Maple Pecan Pumpkin Gnocchi:

  • 1 pie pumpkin, roasted and removed from skin
  • 1 large or 2 small cooked, peeled starchy potatoes (russets work very well)
  • 1 large egg
  • 2 T pure maple syrup
  • 1/2 cup pecans crushed very finely (can omit for allergy, just add a bit more flour)
  • 1/2 cup to 1 cup All purpose flour plus more for dusting
  • salt and pepper to taste
  • 2 T brown Ghee, you can do this using the same method for making the ghee, except leave it on the stove when cooking until milk solids on bottom of the pot brown, ghee changes to a slightly browned colour and smells quite nutty.
  • Fresh sage, just a couple of leaves
  1. Mash pumpkin and cooked potato quite well with a fork or put through a ricer
  2. Add egg, 1/2 cup flour, pecans, maple syrup, and salt and pepper. 
  3. continue to mix using fork, adding more flour 1 T at a time just until it comes together.
  4. Put a pot of water on the stove and get to poaching temp (when little bubbles begin to appear at sides of pot) but do not boil.
  5. While water is heating, sprinkle some more all purpose flour onto work surface, I like to do this on silmat for easier clean up. 
  6. Dollop about 2 T worth of dough onto floured surface and sprinkle top with a bit more flour.
  7. With a very light hand, gently begin to roll into a thin log, about 3/4 inch in diameter
  8. using a bench scraper, or a knife, make quick cuts every half inch or so. 
  9. dust with a little extra flour so they stick don't together
  10. After about 2 logs worth are cut, gently scoop up and allow extra flour to fall away. Plop them one by one into the water and leave them
  11. While they cook put brown butter ghee into a frying pan and lay sage leaves on top. Turn on burner to med-high.
  12. When ghee begins to bubble around the leaves and the gnocchi float to the top of the water, scoop out with a slotted spoon and add to pan.
  13. Let them cook undisturbed until they let go of the pan, then gently toss them and allow to continue to cook for another couple of minutes.
  14. Serve with crispy sage leaves and a sprinkle of sea salt.

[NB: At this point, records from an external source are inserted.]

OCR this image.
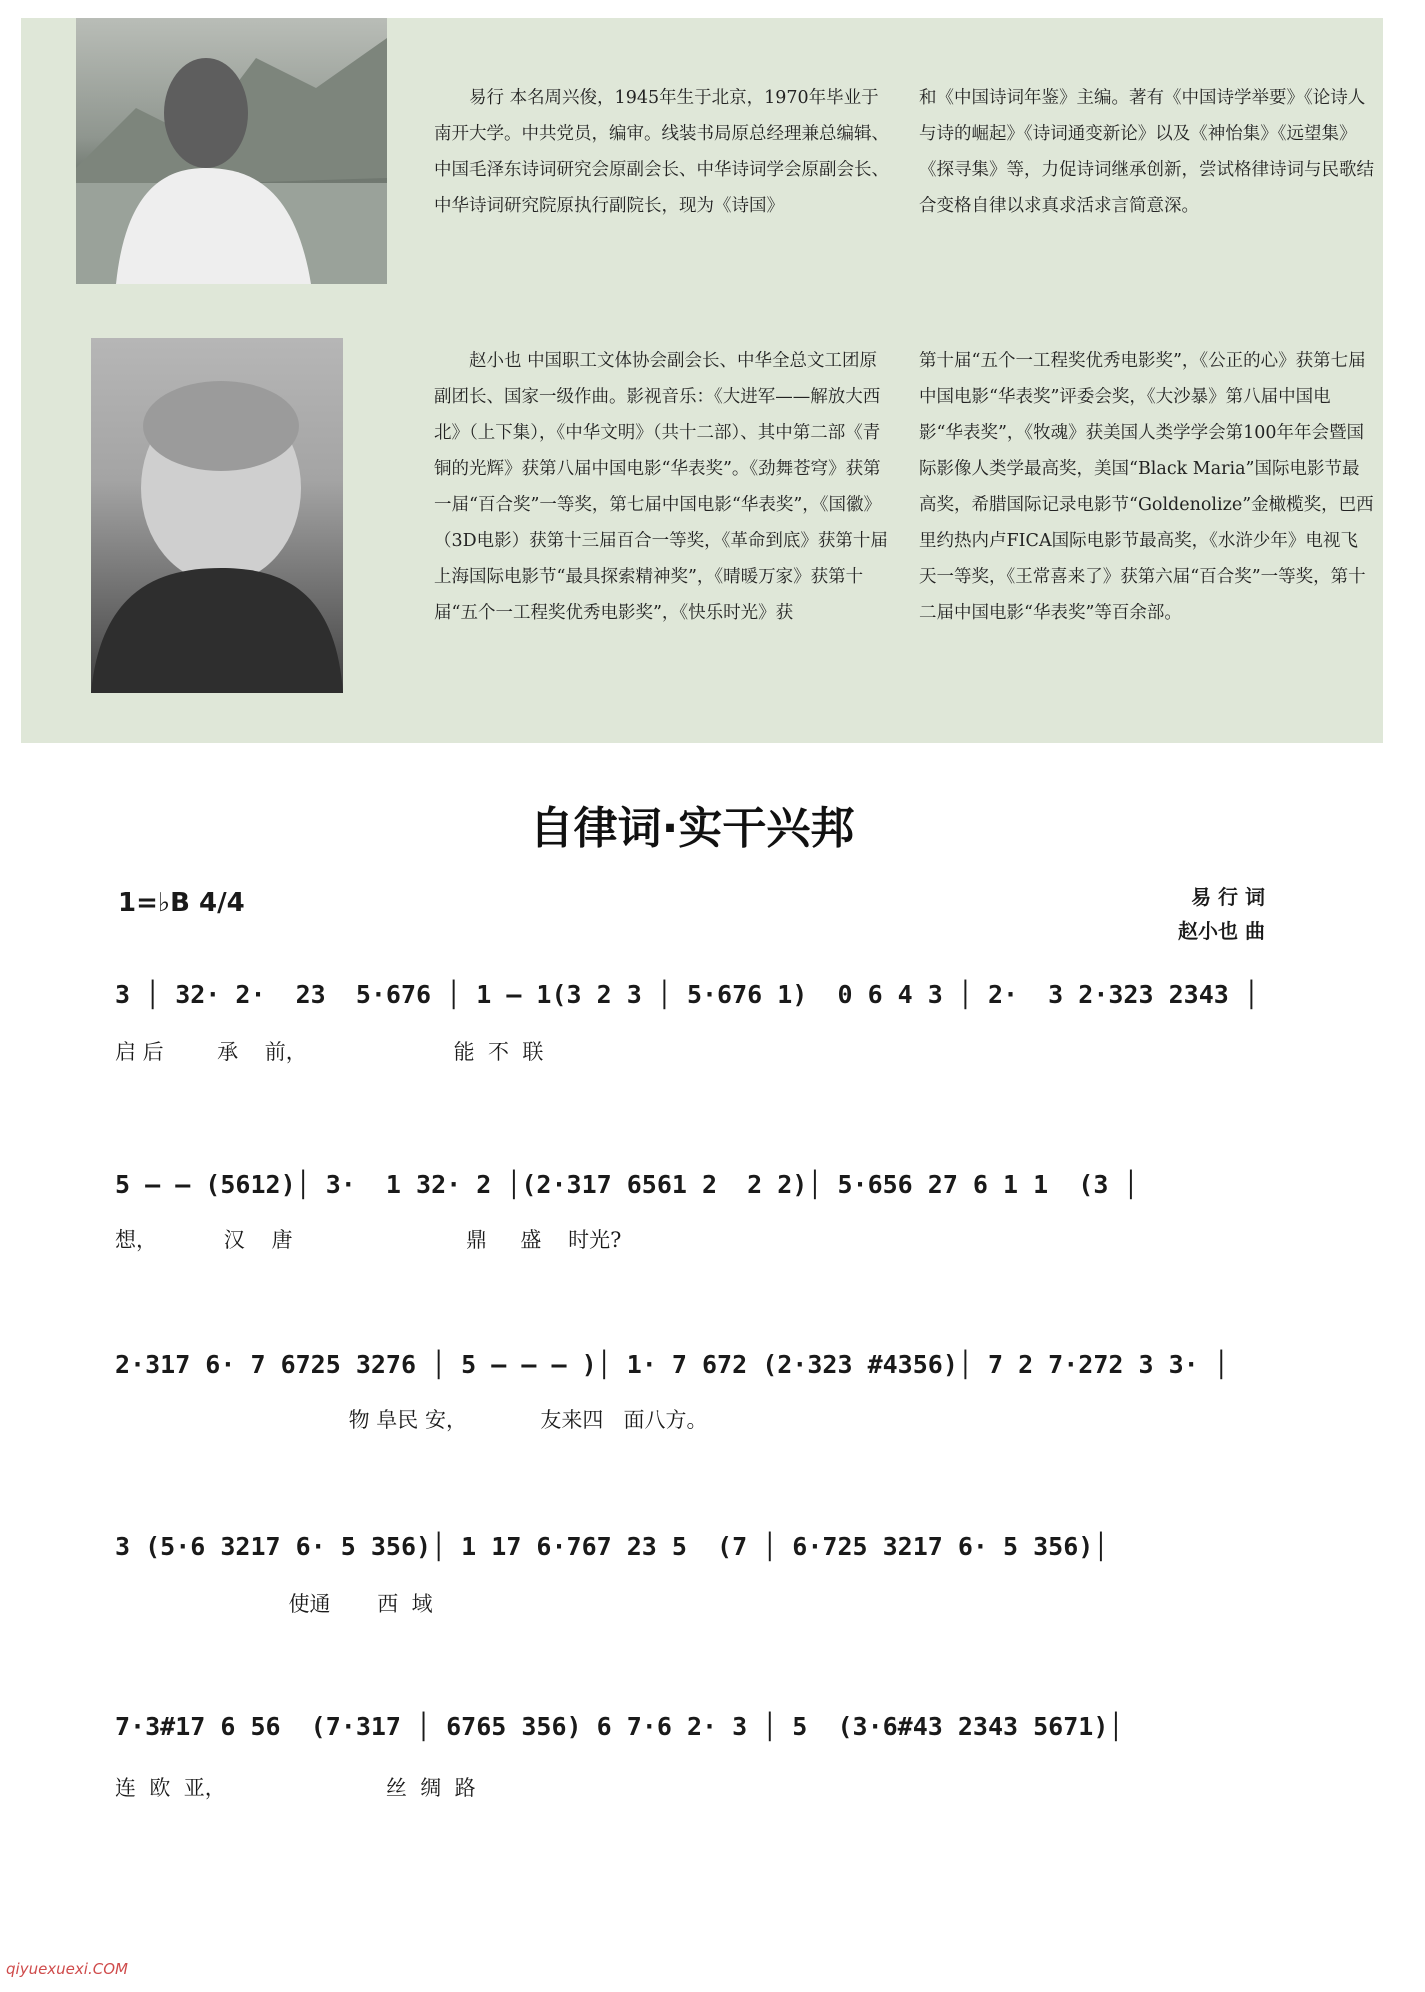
易行 本名周兴俊，1945年生于北京，1970年毕业于南开大学。中共党员，编审。线装书局原总经理兼总编辑、中国毛泽东诗词研究会原副会长、中华诗词学会原副会长、中华诗词研究院原执行副院长，现为《诗国》

和《中国诗词年鉴》主编。著有《中国诗学举要》《论诗人与诗的崛起》《诗词通变新论》以及《神怡集》《远望集》《探寻集》等，力促诗词继承创新，尝试格律诗词与民歌结合变格自律以求真求活求言简意深。

赵小也 中国职工文体协会副会长、中华全总文工团原副团长、国家一级作曲。影视音乐：《大进军——解放大西北》（上下集），《中华文明》（共十二部）、其中第二部《青铜的光辉》获第八届中国电影“华表奖”。《劲舞苍穹》获第一届“百合奖”一等奖，第七届中国电影“华表奖”，《国徽》（3D电影）获第十三届百合一等奖，《革命到底》获第十届上海国际电影节“最具探索精神奖”，《晴暖万家》获第十届“五个一工程奖优秀电影奖”，《快乐时光》获

第十届“五个一工程奖优秀电影奖”，《公正的心》获第七届中国电影“华表奖”评委会奖，《大沙暴》第八届中国电影“华表奖”，《牧魂》获美国人类学学会第100年年会暨国际影像人类学最高奖，美国“Black Maria”国际电影节最高奖，希腊国际记录电影节“Goldenolize”金橄榄奖，巴西里约热内卢FICA国际电影节最高奖，《水浒少年》电视飞天一等奖，《王常喜来了》获第六届“百合奖”一等奖，第十二届中国电影“华表奖”等百余部。

自律词·实干兴邦
1=♭B 4/4	易 行 词
赵小也 曲
3 │ 32· 2·  23  5·676 │ 1 – 1(3 2 3 │ 5·676 1)  0 6 4 3 │ 2·  3 2·323 2343 │
启 后        承    前，                      能  不  联
5 – – (5612)│ 3·  1 32· 2 │(2·317 6561 2  2 2)│ 5·656 27 6 1 1  (3 │
想，          汉    唐                          鼎     盛    时光?
2·317 6· 7 6725 3276 │ 5 – – – )│ 1· 7 672 (2·323 #4356)│ 7 2 7·272 3 3· │
物 阜民 安，           友来四   面八方。
3 (5·6 3217 6· 5 356)│ 1 17 6·767 23 5  (7 │ 6·725 3217 6· 5 356)│
使通       西  域
7·3#17 6 56  (7·317 │ 6765 356) 6 7·6 2· 3 │ 5  (3·6#43 2343 5671)│
连  欧  亚，                        丝  绸  路
qiyuexuexi.COM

My hubby (also a chef)  came home as I was finishing this recipe and voiced his concern about how gluten free gnocchi would turn out. Having already tested it (and a certain two year old stealing most of it) I was quite confident. I told him he could have a bite, which he did, and then he ate the whole bowl. After hearing him praise my work for a little while and an "I told you so" from me, I was very excited to share this. So give it a shot and impress the people in your family. You won't be sorry.                

Don't forget to follow me on twitter and "Like" my new facebook page


  1. I'm usually quite culinarily challenged, but I wanted to try your gnocchi recipe (because I love gnocchi, especially freshly made) but found I had to add quite a lot of flour, and it still wouldn't "come together". I ended up scraping the resulting goop off the end of a spoon into the hot water to cook it, and while the texture in the end was lovely, all that flour had drowned out any pumpkin or pecan or maple flavouring. Help! What am I doing wrong?

    1. First off, thanks for stopping by! I would like to mention that this dough is quite wet. I usually add flour just until I can get it to hold its shape after scraping the side of the bowl, but is still very wet. If you touch it it will stick to your hands. It's through a very light touch and a light sprinkling of flour that you can manipulate it.
      That being said, There might be a couple things that could've happened. Did you roast the pumpkin? It should be quite dry and if you boiled it it may have taken on too much water. If there is extra moisture in the pumpkin it will take more flour to come together. Try to make sure your potato is very dry also. You could also try adding more pecan. It will lessen the flour needed and help to boost the pecan flavour. This really is all about feel. If you find that you are still having trouble though, you do not have to roll it, you can use a scraper to scoop it up and drop small pieces into the water (kinda like what you ended up doing earlier) Gnocchi takes practice, You'll get the hang of it. Hope that helps.